A rather startling finding to come out of a study last year into the management of ethics in the European banking and insurance sectors was the almost complete absence of any targets or objectives for how ethics was being managed. Admittedly the study was on the small side (five insurers and five banks), but with 80% having no ethical targets or objectives of any kind and only 10% having a qualitative target, it gave the impression that ethics is in danger of being left to drift according to whatever prevailing priority holds sway.
Perhaps these firms didn’t see the need for any business objectives relating to ethics. However such thinking doesn’t sit very comfortably with the emphasis firms invariable put on their honesty and integrity, and with the regulatory interest in how they actually deliver on such reassurances. Relying on trust when it comes to integrity is putting all of your eggs in one basket, something which may have worked in the past with a light touch regulator, but hardly seems tendable now.
So what would having a business objective for ethics say about your firm? Firstly, it says that your firm takes an active interest in standards of behaviour within the firm. Equally, that it’s something the firm doesn’t want to drop off the radar of its directors and managers, even when things get busy or complex. Secondly, that it wants to at least maintain, and preferably make progress on, what it’s already doing on ethics. It’s not willing to leave ethics to chance. Thirdly, it shows that the directors are aware of the risks they run by not keeping themselves informed about any unethical activities their firm may be exposed to. And finally, it says that the firm has a story to tell about how its people go about their business, certainly to internal audiences and hopefully to external ones as well. Such stories would be a welcome relief from the often very static and unimaginative webpages you get for ethics.

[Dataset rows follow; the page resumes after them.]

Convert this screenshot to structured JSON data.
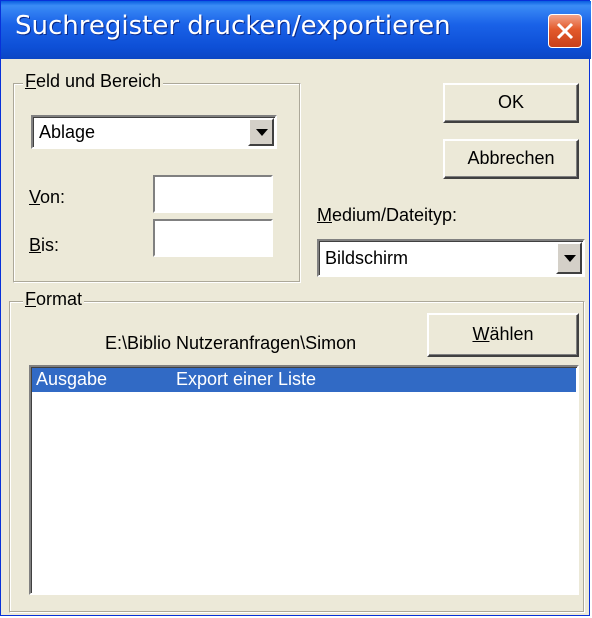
{
  "window": {
    "title": "Suchregister drucken/exportieren"
  },
  "field_group": {
    "label_first": "F",
    "label_rest": "eld und Bereich",
    "field_select_value": "Ablage",
    "von_first": "V",
    "von_rest": "on:",
    "von_value": "",
    "bis_first": "B",
    "bis_rest": "is:",
    "bis_value": ""
  },
  "buttons": {
    "ok": "OK",
    "cancel": "Abbrechen",
    "choose_first": "W",
    "choose_rest": "ählen"
  },
  "medium": {
    "label_first": "M",
    "label_rest": "edium/Dateityp:",
    "value": "Bildschirm"
  },
  "format_group": {
    "label_first": "F",
    "label_rest": "ormat",
    "path": "E:\\Biblio Nutzeranfragen\\Simon",
    "list": [
      {
        "col1": "Ausgabe",
        "col2": "Export einer Liste"
      }
    ]
  },
  "colors": {
    "titlebar": "#0b4fd6",
    "selection": "#316ac5",
    "face": "#ece9d8"
  }
}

Your objectives for ethics don’t have to require progress every month, but should at least point the firm in the right direction. It needn’t be a closed one (such as ‘improve by 10%’), for an open objective can be a statement of progress that operational managers can then convert into more precise targets for underwriting and claims. This allows the firm to think beyond a one year horizon and join together a series of concrete milestones towards a long term shift in the firm’s ethical culture. There’s a bit of a balance to be struck here – you don’t want any business objective to be so general it does nothing for the firm delivering on its strategy, but you also don’t want it to be so specific that operational managers lack the flexibility to localise a ‘big objective’ according to their particular function.
Over the last few years, the FSA has been preparing the ground, through speeches and research, for the introduction of regulatory interventions around the ethical culture of firms. Having a business objective for ethics, with all the action and oversight that goes with that, would paint a clear picture for the regulator about the ethical culture at your firm.